Data for Rv3722c/L-kynurenine were also collected on beamline 23 ID at Argonne National Laboratory APS synchrotron. Data were auto processed in XDS64. The unmerged data were corrected for anisotropy using the STARANISO webserver []. The structure was solved by molecular replacement as described above.

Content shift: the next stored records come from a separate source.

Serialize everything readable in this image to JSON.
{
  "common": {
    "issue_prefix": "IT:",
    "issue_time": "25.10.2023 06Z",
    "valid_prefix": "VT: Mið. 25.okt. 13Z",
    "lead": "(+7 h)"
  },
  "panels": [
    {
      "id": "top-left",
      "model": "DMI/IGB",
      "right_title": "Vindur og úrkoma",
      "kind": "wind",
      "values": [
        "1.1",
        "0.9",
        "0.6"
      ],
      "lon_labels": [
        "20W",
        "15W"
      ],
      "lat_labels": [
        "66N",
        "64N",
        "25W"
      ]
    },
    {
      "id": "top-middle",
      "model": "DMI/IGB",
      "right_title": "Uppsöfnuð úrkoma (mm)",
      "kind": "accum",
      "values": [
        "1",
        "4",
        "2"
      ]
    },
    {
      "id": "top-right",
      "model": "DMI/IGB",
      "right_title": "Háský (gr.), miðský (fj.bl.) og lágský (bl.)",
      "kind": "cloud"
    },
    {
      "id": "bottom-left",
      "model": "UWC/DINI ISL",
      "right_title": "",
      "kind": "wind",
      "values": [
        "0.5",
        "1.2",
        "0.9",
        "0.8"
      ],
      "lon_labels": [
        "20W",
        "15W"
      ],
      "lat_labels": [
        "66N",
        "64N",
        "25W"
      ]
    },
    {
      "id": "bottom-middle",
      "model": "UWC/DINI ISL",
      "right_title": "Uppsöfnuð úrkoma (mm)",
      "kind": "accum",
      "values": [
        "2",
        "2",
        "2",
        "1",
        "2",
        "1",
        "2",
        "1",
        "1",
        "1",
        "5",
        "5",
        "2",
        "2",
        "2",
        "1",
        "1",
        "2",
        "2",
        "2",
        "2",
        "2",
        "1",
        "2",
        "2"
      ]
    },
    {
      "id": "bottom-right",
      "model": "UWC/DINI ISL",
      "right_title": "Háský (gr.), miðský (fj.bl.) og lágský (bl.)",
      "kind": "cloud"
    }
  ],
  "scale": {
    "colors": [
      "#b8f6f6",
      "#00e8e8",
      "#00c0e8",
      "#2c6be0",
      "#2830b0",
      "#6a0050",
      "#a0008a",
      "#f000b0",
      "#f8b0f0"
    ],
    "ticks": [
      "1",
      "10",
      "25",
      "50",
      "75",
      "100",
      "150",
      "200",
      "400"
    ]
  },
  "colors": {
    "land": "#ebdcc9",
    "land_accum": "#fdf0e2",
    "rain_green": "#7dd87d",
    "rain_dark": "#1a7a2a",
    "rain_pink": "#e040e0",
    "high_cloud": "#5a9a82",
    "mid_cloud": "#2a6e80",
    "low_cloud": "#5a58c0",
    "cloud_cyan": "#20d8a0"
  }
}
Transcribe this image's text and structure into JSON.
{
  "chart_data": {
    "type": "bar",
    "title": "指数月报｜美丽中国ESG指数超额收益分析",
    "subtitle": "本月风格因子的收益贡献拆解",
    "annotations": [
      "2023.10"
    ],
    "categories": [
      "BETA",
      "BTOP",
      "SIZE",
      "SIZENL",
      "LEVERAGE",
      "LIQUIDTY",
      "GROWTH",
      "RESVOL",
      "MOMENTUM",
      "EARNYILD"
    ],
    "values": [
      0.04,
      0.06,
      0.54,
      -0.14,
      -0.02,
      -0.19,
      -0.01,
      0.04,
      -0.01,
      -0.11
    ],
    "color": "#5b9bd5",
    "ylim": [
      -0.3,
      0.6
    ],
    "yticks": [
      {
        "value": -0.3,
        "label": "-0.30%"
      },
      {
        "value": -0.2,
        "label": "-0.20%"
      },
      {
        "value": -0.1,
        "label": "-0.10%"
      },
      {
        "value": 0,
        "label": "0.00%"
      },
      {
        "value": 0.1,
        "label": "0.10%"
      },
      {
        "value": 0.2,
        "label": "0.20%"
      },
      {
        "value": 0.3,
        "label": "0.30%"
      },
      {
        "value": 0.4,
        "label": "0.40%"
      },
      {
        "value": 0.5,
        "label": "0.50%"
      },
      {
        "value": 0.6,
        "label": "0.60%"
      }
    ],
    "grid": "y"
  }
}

The models were iteratively refined in PHENIX65 and built manually in COOT66. Ligand models and dictionary files were created in ELBOW BUILDER from the PHENIX65 suite and fitted into the density in COOT66. Ligand OMIT maps were calculated using Polder Maps67 in PHENIX. All figures were prepared in Chimera68. Data collection and refinement statistics are given in Supplementary Table 1. The coordinates and maps of Rv3722/Glu and Rv3722/KYN have been deposited into the Protein Data Bank under accession codes 6U78 [] and 6U7A [], respectively.

Phylogenetic distribution

A precomputed bacterial distribution of pfam family PF12897 was downloaded from Annotree (AnnoTree v1.1.0; GTDB Bacteria Release 03-RS86; Pfam v27.0; E-value of 0.00001)69 and visualized in Interactive Tree of Life70.

Statistical methods

We applied a combination of statistical tests to detect statistically meaningful differences for comparisons involving a sample size of three. First, Student’s t test was applied to test for a significant difference in group means (p < 0.05). Given the sensitivity to outliers of Student’s t test when applied to small sample sizes, we additionally applied the alternative nonparametric Mann–Whitney U test to test if the sample groups were also separated by ranks (for which the smallest possible p-value with a sample size of three is 0.1).

Reporting summary

Further information on research design is available in the Nature Research Reporting Summary linked to this article.